The new Badger Exam replaced the Wisconsin Knowledge and Concepts Exam last year, testing English language arts and math for public school students in grades three through eight. The test had a bumpy rollout, with technical glitches, delays and criticism from parents, school administrators and lawmakers.
The test found about 44 percent of students in grades three through eight scored proficient or advanced in math, and about 51 percent proficient or advanced in English language arts, according to results from the state Wednesday.
As with previous tests, the Badger Exam results show racial disparities between white students and students of color, with the widest gap between white and black students. In English language arts, 58.5 percent of white students scored proficient or advanced compared with only about 21 percent of black students. In math, about 51 percent of white students scored proficient or advanced, compard to about 12 percent of black students.
English language learners, economically disadvantaged students and students with disabilities also had far lower rates of proficiency than their peers.
“These achievement gaps are most troubling,” Tony Evers, superintendent of the Department of Public Instruction, said in a statement. He said the department was working to identify schools that have done well with “low-achieving groups” so that their practices can be shared with other schools.
The Badger results aren’t comparable to previous years under a different test, and won’t be comparable to next year’s, either. Lawmakers last year decided to end the Badger Exam, and students this spring will instead take the new Wisconsin Forward Exam.
Students in grades three and four outperformed students in later grades in math, a factor DPI officials attributed to new state math standards.
The Badger Exam and the Dynamic Learning Maps Exam, which measures academic progress of students with severe cognitive disabilities, had 97 percent participation. About 7,500 students opted out and another 3,000 didn’t take it for other reasons, like illness.

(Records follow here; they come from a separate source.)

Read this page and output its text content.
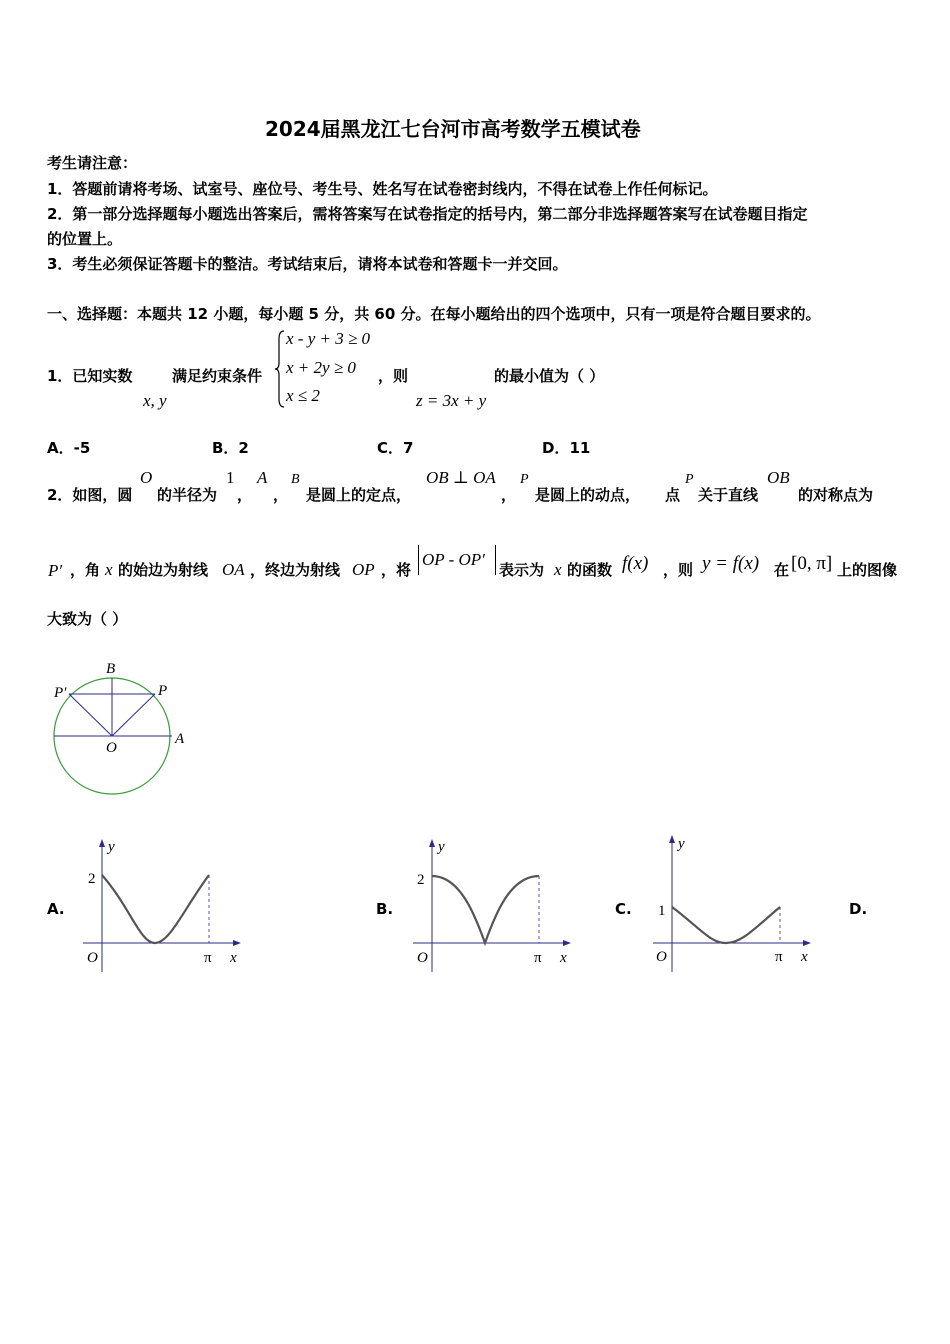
2024届黑龙江七台河市高考数学五模试卷
考生请注意：
1．答题前请将考场、试室号、座位号、考生号、姓名写在试卷密封线内，不得在试卷上作任何标记。
2．第一部分选择题每小题选出答案后，需将答案写在试卷指定的括号内，第二部分非选择题答案写在试卷题目指定
的位置上。
3．考生必须保证答题卡的整洁。考试结束后，请将本试卷和答题卡一并交回。
一、选择题：本题共 12 小题，每小题 5 分，共 60 分。在每小题给出的四个选项中，只有一项是符合题目要求的。
1．已知实数
x, y
满足约束条件
x - y + 3 ≥ 0
x + 2y ≥ 0
x ≤ 2
，则
z = 3x + y
的最小值为（ ）
A．-5	B．2	C．7	D．11
2．如图，圆
O
的半径为
1
，
A
，
B
是圆上的定点，
OB ⊥ OA
，
P
是圆上的动点， 点
P
关于直线
OB
的对称点为
P′ ，角 x 的始边为射线 OA ，终边为射线 OP ，将
OP - OP′
表示为 x 的函数 f(x) ，则 y = f(x) 在 [0, π] 上的图像
大致为（ ）
B
P′	P
O
A
A.
y
2
O	π x
B.
y
2
O	π x
C.
y
1
O	π x
D.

Last year was also the first year all public school students in grade 11 had the opportunity to take the ACT Plus Writing as part of the statewide assessment. Overall scores averaged 19.3 in English language arts and 20.0 in math, again with disparities emerging.
Economically disadvantaged students, English-language learners, students with disabilities and black, American Indian and Hispanic students scored lower on average than their peers.
The Wisconsin Forward Exam that starts this spring covers English language arts and math for students in grades three through eight, social studies for students in grades four, eight and 10 and science for students in grades four and eight.